Jo27 Posted August 27, 2015 Posted August 27, 2015 Hey Guys: For my research project, I would need a python code that will enable me to extract specific lines from a textfile. The textfile has the following format: fixedStep chrom=chr3 start=56424 step=1 0.000 0.001 0.001 0.002 0.003 0.004 0.005 0.006 0.007 0.007 fixedStep chrom=chr3 start=56425 step=1 Etc.... In fact, I would like to obtain an other textfile without the numerical lines, in the following format: fixedStep chrom=chr3 start=56424 step=1 fixedStep chrom=chr3 start=56425 step=1 Etc.... Looking forward to hearing from you soon, Best, JEFF O.
Sensei Posted August 27, 2015 Posted August 27, 2015 Open file, read row by row counting lines. If line counter is at specific line, return it. Then close file handle.
fiveworlds Posted August 27, 2015 Posted August 27, 2015 like this? #!/pubserver/python27/python print "Content-type: text/html" print print "<html><head>" print "</head><body>" print "This was written in Python." txt = open("test.txt", "r") s=txt.readlines() print s[0],s[11]; file.close() print "</body></html>"

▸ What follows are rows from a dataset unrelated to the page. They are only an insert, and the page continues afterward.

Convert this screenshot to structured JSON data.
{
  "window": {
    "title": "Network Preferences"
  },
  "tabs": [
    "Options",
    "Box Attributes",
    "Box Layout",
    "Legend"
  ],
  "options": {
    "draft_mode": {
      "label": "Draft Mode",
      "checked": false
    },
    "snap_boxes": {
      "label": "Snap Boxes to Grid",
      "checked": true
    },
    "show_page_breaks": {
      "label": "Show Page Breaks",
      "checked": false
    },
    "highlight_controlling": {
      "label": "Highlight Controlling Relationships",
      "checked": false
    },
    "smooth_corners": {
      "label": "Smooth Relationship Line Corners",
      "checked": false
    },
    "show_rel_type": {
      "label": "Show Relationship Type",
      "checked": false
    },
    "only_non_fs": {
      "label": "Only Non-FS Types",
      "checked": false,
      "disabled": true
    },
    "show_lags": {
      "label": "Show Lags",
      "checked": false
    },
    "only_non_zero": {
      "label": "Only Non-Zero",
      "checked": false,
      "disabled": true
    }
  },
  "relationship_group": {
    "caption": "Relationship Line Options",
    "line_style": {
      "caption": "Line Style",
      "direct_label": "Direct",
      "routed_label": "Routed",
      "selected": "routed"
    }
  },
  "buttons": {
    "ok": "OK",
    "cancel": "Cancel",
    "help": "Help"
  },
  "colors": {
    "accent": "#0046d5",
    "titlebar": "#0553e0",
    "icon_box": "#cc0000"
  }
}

Strange Posted August 27, 2015 Posted August 27, 2015 (edited) Use awk instead. awk "/^[^0-9]/" textfile Both sensei and fiveworlds seem to have missed the point of the question. In fiveworld's example the "print" line needs to be replaced with something like: if (<regular expression to find lines not starting with number): print (I am not familiar enough with python to write that off the top of my head.) Also, I have no idea why he is printing out (invalid) HTML Edited August 27, 2015 by Strange
Sensei Posted August 27, 2015 Posted August 27, 2015 (edited) Both sensei and fiveworlds seem to have missed the point of the question. I didn't want to give final code, as it sounds quite like homework.. In fiveworld's example the "print" line needs to be replaced with something like: if (<regular expression to find lines not starting with number): Why do you want to use regular expressions for such silly task as checking whether 1st character is digit or not.. ? Equivalent of C/C++ code: if( !( ( row[ 0 ] >= '0' ) && ( row[ 0 ] <= '9' ) ) ) or if( !isdigit( row[ 0 ] ) ) will be sufficient (and faster, reg expressions are pretty slow). (assuming null-terminated row is in buffer) http://www.tutorialspoint.com/python/string_isdigit.htm Edited August 27, 2015 by Sensei
Strange Posted August 27, 2015 Posted August 27, 2015 This seems to work #!/usr/bin/python import re import sys if len(sys.argv) != 2: print("Missing file name argument") sys.exit(1) filename = sys.argv[1] # Pattern to match lines that don't begin with a number pat = re.compile('^[^0-9]') for line in open(filename): m = pat.match(line) if (m): print(line), For Python 3, the print line will need to change to: print(line, end="")Why do you want to use regular expressions for such silly task as checking whether 1st character is digit or not.. ? Because that is how awk does it? Actually, from the short example given, it might just be enough to check if the first character is 'f' ...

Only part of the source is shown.